Это, конечно, уже слишком, но если вы еще сохраняете самообладание, вы не можете не признать, что логика Моравека дьявольски привлекательна. Для начала мы уже живем в весьма разнообразной виртуальной реальности: образы, звуки, текстуры и запахи — все это призраки в мозге, составленные из ранее существовавших концептуальных паттернов и входных сигналов, которые мы получаем от органов чувств, оформляющих эти сигналы «на лету». Эти сигналы несут в себе не сами предметы, а только информацию о том, как мы готовы взаимодействовать с этими вещами. С этой точки зрения ощущение «я» — это своего рода пена, которая формируется на поверхности бурлящего варева памяти, восприятия и разнообразных рекурсивных циклов. И поскольку нет ничего магического в процессе, который создает сознание из работы наших нервных сетей, тогда теоретически ничто не должно мешать перенесению всех этих виртуальных токов прямо внутрь достаточно детализированной копии. На самом деле этот перенос может улучшить положение вещей. Мы будем сидеть и смотреть на то, как наш труп, лишенный мозга, бьется в последних спазмах, взирать на то, что было нашим телом, глазами киборга, как астральные путешественники.
Конечно, жуткий полет фантазии Моравека неизбежно порождает бесконечные вопросы. В эпоху, когда тематические парки аттракционов и «обучающие развлечения»[35]

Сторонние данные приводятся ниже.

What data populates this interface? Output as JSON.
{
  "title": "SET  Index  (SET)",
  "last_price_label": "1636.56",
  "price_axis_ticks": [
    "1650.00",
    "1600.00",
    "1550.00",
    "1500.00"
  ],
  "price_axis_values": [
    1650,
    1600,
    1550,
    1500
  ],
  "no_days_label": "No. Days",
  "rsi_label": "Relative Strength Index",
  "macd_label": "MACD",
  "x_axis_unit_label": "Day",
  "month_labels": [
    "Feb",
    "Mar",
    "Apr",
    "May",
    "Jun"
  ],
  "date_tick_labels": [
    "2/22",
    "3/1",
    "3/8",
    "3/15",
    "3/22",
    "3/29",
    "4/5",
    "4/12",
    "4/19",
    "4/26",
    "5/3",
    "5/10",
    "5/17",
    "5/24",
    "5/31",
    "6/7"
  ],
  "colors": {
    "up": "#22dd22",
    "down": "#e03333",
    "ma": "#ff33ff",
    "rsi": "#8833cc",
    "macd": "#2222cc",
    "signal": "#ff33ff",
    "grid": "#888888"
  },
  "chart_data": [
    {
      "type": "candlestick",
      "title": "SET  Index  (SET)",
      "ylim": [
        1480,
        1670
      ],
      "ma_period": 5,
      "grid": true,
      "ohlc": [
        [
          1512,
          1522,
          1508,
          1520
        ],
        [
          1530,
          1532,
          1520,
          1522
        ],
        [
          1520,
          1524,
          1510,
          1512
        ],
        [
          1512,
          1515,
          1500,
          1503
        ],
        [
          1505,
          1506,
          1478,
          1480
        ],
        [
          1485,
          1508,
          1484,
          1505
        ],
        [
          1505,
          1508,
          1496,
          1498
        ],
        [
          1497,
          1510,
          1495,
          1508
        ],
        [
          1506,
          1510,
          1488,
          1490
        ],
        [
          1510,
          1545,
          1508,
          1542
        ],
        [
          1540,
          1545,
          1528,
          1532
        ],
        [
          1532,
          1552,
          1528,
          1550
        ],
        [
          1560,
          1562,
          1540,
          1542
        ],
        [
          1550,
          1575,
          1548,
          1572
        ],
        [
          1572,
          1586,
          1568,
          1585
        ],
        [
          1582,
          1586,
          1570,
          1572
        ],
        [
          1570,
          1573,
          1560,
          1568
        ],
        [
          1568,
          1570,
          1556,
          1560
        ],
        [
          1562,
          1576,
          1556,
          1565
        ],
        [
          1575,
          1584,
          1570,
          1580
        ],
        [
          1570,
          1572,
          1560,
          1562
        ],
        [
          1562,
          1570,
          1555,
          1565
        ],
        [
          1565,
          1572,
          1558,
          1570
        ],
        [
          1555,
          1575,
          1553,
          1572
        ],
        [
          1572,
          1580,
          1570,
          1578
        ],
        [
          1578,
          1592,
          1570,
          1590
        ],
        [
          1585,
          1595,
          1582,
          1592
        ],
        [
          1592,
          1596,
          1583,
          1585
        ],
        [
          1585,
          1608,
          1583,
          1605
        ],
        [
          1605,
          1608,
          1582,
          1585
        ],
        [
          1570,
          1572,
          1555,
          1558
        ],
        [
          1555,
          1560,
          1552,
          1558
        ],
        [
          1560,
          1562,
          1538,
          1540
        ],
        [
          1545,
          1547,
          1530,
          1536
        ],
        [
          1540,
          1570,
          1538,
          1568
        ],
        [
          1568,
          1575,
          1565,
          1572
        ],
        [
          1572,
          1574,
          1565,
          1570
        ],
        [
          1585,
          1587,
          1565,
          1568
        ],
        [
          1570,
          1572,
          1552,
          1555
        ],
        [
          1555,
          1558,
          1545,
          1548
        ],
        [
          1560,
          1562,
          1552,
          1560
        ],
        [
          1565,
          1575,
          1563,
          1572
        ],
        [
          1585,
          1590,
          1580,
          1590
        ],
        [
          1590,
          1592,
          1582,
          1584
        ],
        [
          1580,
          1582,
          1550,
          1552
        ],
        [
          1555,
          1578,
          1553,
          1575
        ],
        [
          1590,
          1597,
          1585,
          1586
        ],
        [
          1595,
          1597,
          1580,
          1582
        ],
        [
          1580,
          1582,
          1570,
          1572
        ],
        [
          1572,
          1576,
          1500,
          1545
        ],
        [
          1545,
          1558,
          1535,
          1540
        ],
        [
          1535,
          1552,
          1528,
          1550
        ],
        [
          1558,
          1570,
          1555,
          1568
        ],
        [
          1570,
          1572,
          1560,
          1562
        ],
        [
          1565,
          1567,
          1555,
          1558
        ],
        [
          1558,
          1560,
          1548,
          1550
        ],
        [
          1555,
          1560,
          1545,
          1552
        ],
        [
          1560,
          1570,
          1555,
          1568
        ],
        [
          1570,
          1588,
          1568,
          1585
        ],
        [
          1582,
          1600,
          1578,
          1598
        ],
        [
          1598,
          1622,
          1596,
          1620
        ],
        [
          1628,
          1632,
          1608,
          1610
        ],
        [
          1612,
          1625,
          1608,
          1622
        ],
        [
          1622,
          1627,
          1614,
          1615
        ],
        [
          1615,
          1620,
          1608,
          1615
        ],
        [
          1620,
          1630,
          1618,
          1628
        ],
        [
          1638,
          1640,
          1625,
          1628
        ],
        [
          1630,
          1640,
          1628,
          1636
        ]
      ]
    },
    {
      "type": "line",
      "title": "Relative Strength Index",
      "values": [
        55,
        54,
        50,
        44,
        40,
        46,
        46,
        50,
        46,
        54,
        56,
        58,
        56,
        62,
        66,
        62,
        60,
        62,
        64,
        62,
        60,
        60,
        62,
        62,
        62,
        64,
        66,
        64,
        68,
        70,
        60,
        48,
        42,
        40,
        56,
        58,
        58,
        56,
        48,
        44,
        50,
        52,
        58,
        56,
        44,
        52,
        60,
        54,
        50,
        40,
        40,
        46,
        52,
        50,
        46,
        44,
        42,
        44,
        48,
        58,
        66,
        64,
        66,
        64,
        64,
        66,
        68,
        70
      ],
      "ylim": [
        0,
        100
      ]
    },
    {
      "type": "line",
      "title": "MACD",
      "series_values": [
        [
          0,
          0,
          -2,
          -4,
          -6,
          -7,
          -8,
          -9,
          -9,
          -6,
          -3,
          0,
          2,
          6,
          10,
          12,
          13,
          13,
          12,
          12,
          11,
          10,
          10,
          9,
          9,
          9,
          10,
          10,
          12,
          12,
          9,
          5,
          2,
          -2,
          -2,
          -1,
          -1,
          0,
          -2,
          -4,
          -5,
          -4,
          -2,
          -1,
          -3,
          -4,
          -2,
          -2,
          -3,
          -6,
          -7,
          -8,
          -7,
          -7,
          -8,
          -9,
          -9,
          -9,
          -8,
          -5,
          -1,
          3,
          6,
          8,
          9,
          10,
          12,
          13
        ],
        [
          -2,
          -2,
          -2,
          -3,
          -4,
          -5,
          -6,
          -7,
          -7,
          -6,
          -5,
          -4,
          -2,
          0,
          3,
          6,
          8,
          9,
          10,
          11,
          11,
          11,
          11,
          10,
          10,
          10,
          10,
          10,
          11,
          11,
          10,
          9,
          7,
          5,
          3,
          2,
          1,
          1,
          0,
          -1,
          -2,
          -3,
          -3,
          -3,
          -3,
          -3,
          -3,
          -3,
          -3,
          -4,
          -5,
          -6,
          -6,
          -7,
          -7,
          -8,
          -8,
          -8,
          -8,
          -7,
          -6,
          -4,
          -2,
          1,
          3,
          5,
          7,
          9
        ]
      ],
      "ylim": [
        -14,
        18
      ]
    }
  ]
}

подменяют историю, когда электроника и компьютерные приспособления чем дальше, тем больше вытесняют плотный опыт, надежды Моравека на онтологическую силу симуляции кажутся частью повсеместного неприятия требований физического мира. Можем ли мы так просто выдернуть сознание из его плотного, плотского контекста или идентифицировать реальность со способностью производить восприятие реальности?Как мы можем столь уверенно идентифицировать себя с познавательной способностью и игнорировать эмоциональные и трансперсональные элементы сознания? Более того, психонейроиммунологи утверждают, что тело мыслит как целое, что познавательная деятельность не ограничивается мозгом, но появляется во всей «экосистеме» плоти. Другие нейрологи считают, что эмоции, это пугало экстропианской психологии, играют фундаментальную конструктивную роль в человеческом мышлении. Более того, люди, посвятившие себя медитации, и мистики всего мира часто приходят к выводу, что существует множество уровней сознания, которые можно открыть посредством интроспекции, состояния, которые, даже если их и можно измерить, нельзя просто отождествить с шумной концептуальной активностью, на которой фокусируется когнитивистика и которую хочет симулировать Моравек.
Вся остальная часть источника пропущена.